For program branch 2, i.e
re-search-forwardThe existing elisp knowledge is really not enough to deal with the matching failure. Because the program branch belongs to an infinite iterative process, to jump out of the latter, like other programming languages, you need to have
breakSyntax to terminate the iteration process ahead of time.
Elisp language does not
breakBut it does
Here’s an example
(catch 'foo (princ\' "foo") (princ\' "bar"))
Now, if I change the above code to
(catch 'foo (princ\' "foo") (throw 'foo nil) (princ\' "bar"))
throwThe code after the expression will be ignored by the elisp interpreter, so the current code can only output
If the above code is changed to
(princ\' (catch 'foo (princ\' "foo") (throw 'foo nil) (princ\' "bar")))
The output becomes
throwThe second parameter of
nilWill be taken by elisp as
catchThe result of evaluating the expression.
Catch / throw is called “non local exit” in elisp language.
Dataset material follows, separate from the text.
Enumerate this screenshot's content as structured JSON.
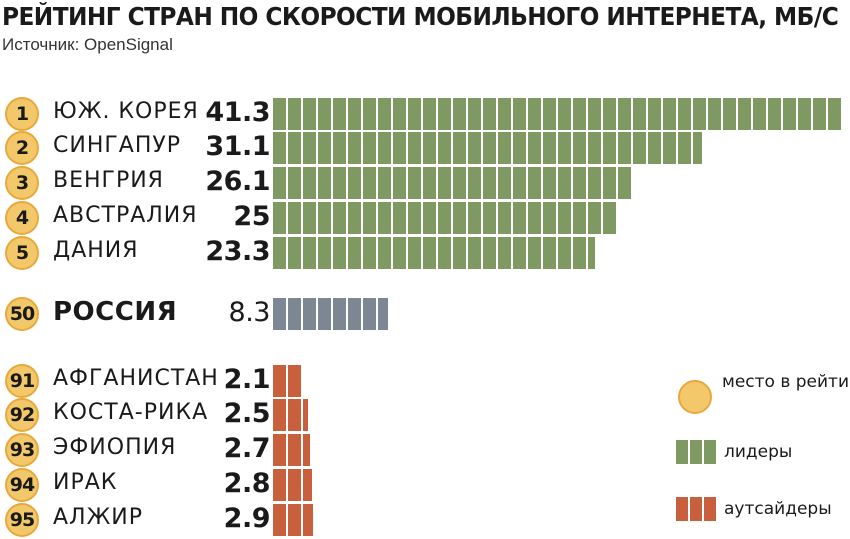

Based on them, we can simulate the non local exit in other programming languages
breakAnd the abnormal mechanism.
Based on catch / throw, the program branch 2 described in the previous section can be realized, for example
(throw 'break nil)
And then just put
whileThe expression is placed in the
catchBlock, captured by the latter
(catch 'break (while t (if (re-search-forward "\(<attachment>.+?</attachment>\)" nil t 1) Program branch 1 (throw 'break nil))))
Restore multiline text
Now, the following code
(let ((x "") (one-line (generate-new-buffer "one-line")) (output (generate-new-buffer "output"))) (find-file "foo.xml") (setq x (buffer-string)) (with-current-buffer one-line (insert x) (goto-char (point-min)) (replace-string "\n" "<linebreak/>") (goto-char (point-min)) (catch 'break (while t (if (re-search-forward "\(<attachment>.+?</attachment>\)" nil t 1) (let ((y (match-string 1))) (with-current-buffer output (insert (concat y "\n")))) (throw 'break nil))))))
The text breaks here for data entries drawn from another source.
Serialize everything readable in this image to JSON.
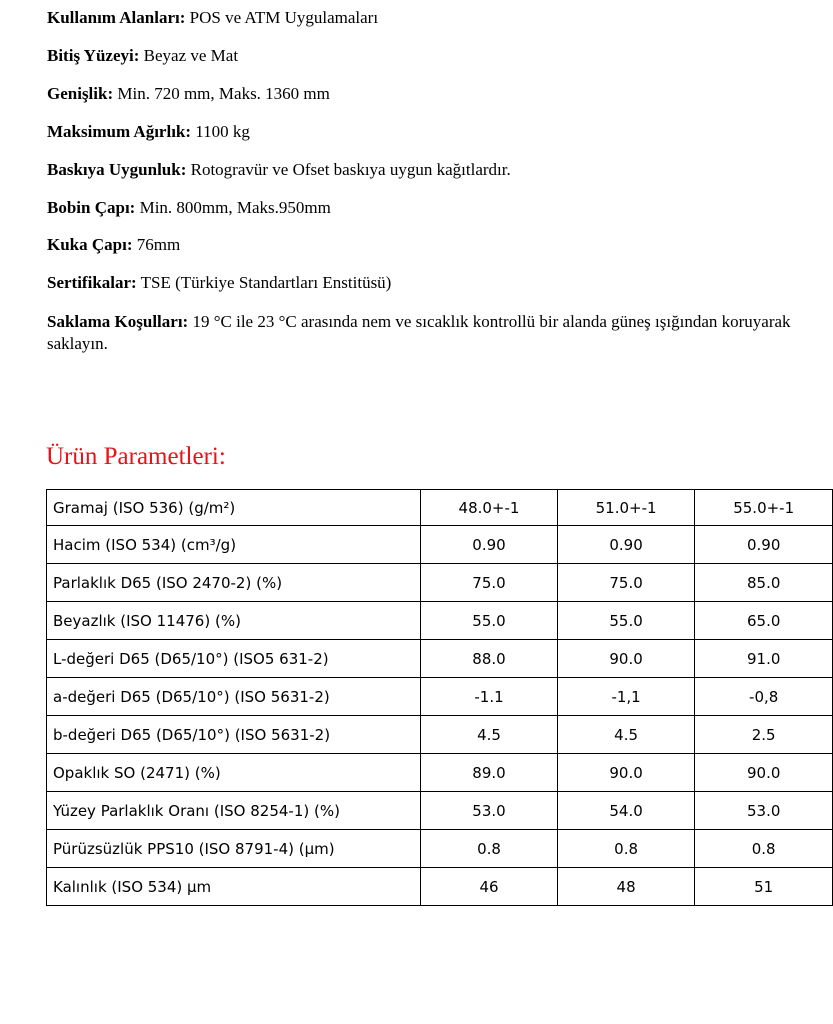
{
  "specs": [
    {
      "label": "Kullanım Alanları:",
      "value": " POS ve ATM Uygulamaları"
    },
    {
      "label": "Bitiş Yüzeyi:",
      "value": " Beyaz ve  Mat"
    },
    {
      "label": "Genişlik:",
      "value": " Min. 720 mm, Maks. 1360 mm"
    },
    {
      "label": "Maksimum Ağırlık:",
      "value": " 1100 kg"
    },
    {
      "label": "Baskıya Uygunluk:",
      "value": " Rotogravür ve Ofset baskıya uygun kağıtlardır."
    },
    {
      "label": "Bobin Çapı:",
      "value": " Min. 800mm, Maks.950mm"
    },
    {
      "label": "Kuka Çapı:",
      "value": " 76mm"
    },
    {
      "label": "Sertifikalar:",
      "value": " TSE (Türkiye Standartları Enstitüsü)"
    },
    {
      "label": "Saklama Koşulları:",
      "value": " 19 °C ile 23 °C arasında nem ve sıcaklık kontrollü bir alanda güneş ışığından koruyarak saklayın."
    }
  ],
  "section_title": "Ürün Parametleri:",
  "table": [
    [
      "Gramaj (ISO 536) (g/m²)",
      "48.0+-1",
      "51.0+-1",
      "55.0+-1"
    ],
    [
      "Hacim (ISO 534) (cm³/g)",
      "0.90",
      "0.90",
      "0.90"
    ],
    [
      "Parlaklık D65 (ISO 2470-2) (%)",
      "75.0",
      "75.0",
      "85.0"
    ],
    [
      "Beyazlık (ISO 11476) (%)",
      "55.0",
      "55.0",
      "65.0"
    ],
    [
      "L-değeri D65 (D65/10°) (ISO5 631-2)",
      "88.0",
      "90.0",
      "91.0"
    ],
    [
      "a-değeri D65 (D65/10°) (ISO 5631-2)",
      "-1.1",
      "-1,1",
      "-0,8"
    ],
    [
      "b-değeri D65 (D65/10°) (ISO 5631-2)",
      "4.5",
      "4.5",
      "2.5"
    ],
    [
      "Opaklık SO (2471) (%)",
      "89.0",
      "90.0",
      "90.0"
    ],
    [
      "Yüzey Parlaklık Oranı (ISO 8254-1) (%)",
      "53.0",
      "54.0",
      "53.0"
    ],
    [
      "Pürüzsüzlük PPS10 (ISO 8791-4) (µm)",
      "0.8",
      "0.8",
      "0.8"
    ],
    [
      "Kalınlık (ISO 534) µm",
      "46",
      "48",
      "51"
    ]
  ],
  "colors": {
    "title": "#e8121a"
  }
}
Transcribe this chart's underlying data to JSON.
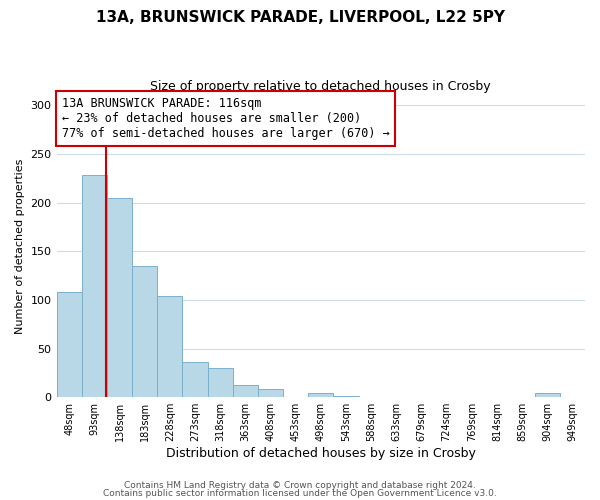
{
  "title_line1": "13A, BRUNSWICK PARADE, LIVERPOOL, L22 5PY",
  "title_line2": "Size of property relative to detached houses in Crosby",
  "xlabel": "Distribution of detached houses by size in Crosby",
  "ylabel": "Number of detached properties",
  "bin_labels": [
    "48sqm",
    "93sqm",
    "138sqm",
    "183sqm",
    "228sqm",
    "273sqm",
    "318sqm",
    "363sqm",
    "408sqm",
    "453sqm",
    "498sqm",
    "543sqm",
    "588sqm",
    "633sqm",
    "679sqm",
    "724sqm",
    "769sqm",
    "814sqm",
    "859sqm",
    "904sqm",
    "949sqm"
  ],
  "bar_values": [
    108,
    228,
    205,
    135,
    104,
    36,
    30,
    13,
    8,
    0,
    4,
    1,
    0,
    0,
    0,
    0,
    0,
    0,
    0,
    4,
    0
  ],
  "bar_color": "#b8d8e8",
  "bar_edge_color": "#7ab0cc",
  "red_line_color": "#cc0000",
  "annotation_line1": "13A BRUNSWICK PARADE: 116sqm",
  "annotation_line2": "← 23% of detached houses are smaller (200)",
  "annotation_line3": "77% of semi-detached houses are larger (670) →",
  "annotation_box_color": "#ffffff",
  "annotation_box_edge": "#cc0000",
  "ylim": [
    0,
    310
  ],
  "yticks": [
    0,
    50,
    100,
    150,
    200,
    250,
    300
  ],
  "footer_line1": "Contains HM Land Registry data © Crown copyright and database right 2024.",
  "footer_line2": "Contains public sector information licensed under the Open Government Licence v3.0.",
  "background_color": "#ffffff",
  "grid_color": "#ccdde8"
}
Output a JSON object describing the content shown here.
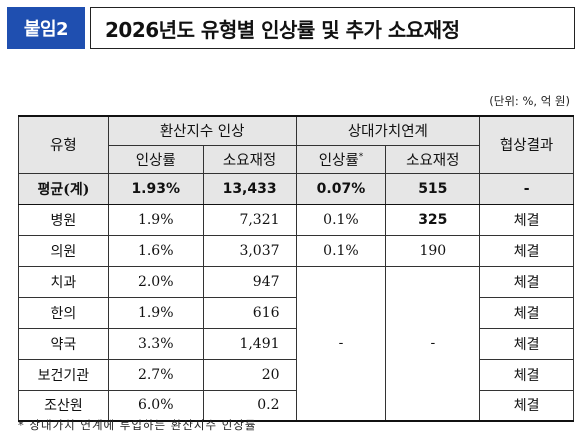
{
  "header": {
    "badge": "붙임2",
    "title": "2026년도 유형별 인상률 및 추가 소요재정"
  },
  "unit_note": "(단위: %, 억 원)",
  "table": {
    "col_type": "유형",
    "group1": "환산지수 인상",
    "group2": "상대가치연계",
    "col_result": "협상결과",
    "sub_rate": "인상률",
    "sub_cost": "소요재정",
    "sub_rate2": "인상률",
    "sub_rate2_mark": "*",
    "sub_cost2": "소요재정",
    "average": {
      "type": "평균(계)",
      "rate": "1.93%",
      "cost": "13,433",
      "rate2": "0.07%",
      "cost2": "515",
      "result": "-"
    },
    "rows": [
      {
        "type": "병원",
        "rate": "1.9%",
        "cost": "7,321",
        "rate2": "0.1%",
        "cost2": "325",
        "result": "체결"
      },
      {
        "type": "의원",
        "rate": "1.6%",
        "cost": "3,037",
        "rate2": "0.1%",
        "cost2": "190",
        "result": "체결"
      },
      {
        "type": "치과",
        "rate": "2.0%",
        "cost": "947",
        "result": "체결"
      },
      {
        "type": "한의",
        "rate": "1.9%",
        "cost": "616",
        "result": "체결"
      },
      {
        "type": "약국",
        "rate": "3.3%",
        "cost": "1,491",
        "result": "체결"
      },
      {
        "type": "보건기관",
        "rate": "2.7%",
        "cost": "20",
        "result": "체결"
      },
      {
        "type": "조산원",
        "rate": "6.0%",
        "cost": "0.2",
        "result": "체결"
      }
    ],
    "merged_rate2": "-",
    "merged_cost2": "-"
  },
  "footnote": "* 상대가치 연계에 투입하는 환산지수 인상률"
}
The problem raised at the beginning of this chapter has been basically solved, because the output buffer contains two files extracted from the foo. XML file
<attachment>...</attachment>Next, I just need to
\nThe problem is completely solved. However, I think this task can be left as an exercise in this chapter.
In the current buffer,
replace-stringas well as
re-search-forwardAnd so on, they all have side effects, they move the insertion point. In text processing, remember where the insertion point is, and then call these functions, then you need to re insert the insertion point. This is the first few sections of the code appear many times
The main reason for this. Elisp provides
save-excursionSyntax, which can automatically save the location of the insertion point, then perform some operations that may move the insertion point, and finally restore the insertion point to its original position. for example
(save-excursion (insert x))
(let ((p (point))) (insert x) (goto-char p))
Therefore, the second exercise in this chapter is based on
save-excursionRevise the answers to the exercises in the previous section.
This chapter introduces more operations in elisp buffer and non local exit syntax. With this knowledge, we can extract the text block which is composed of multiple lines of text from any text document.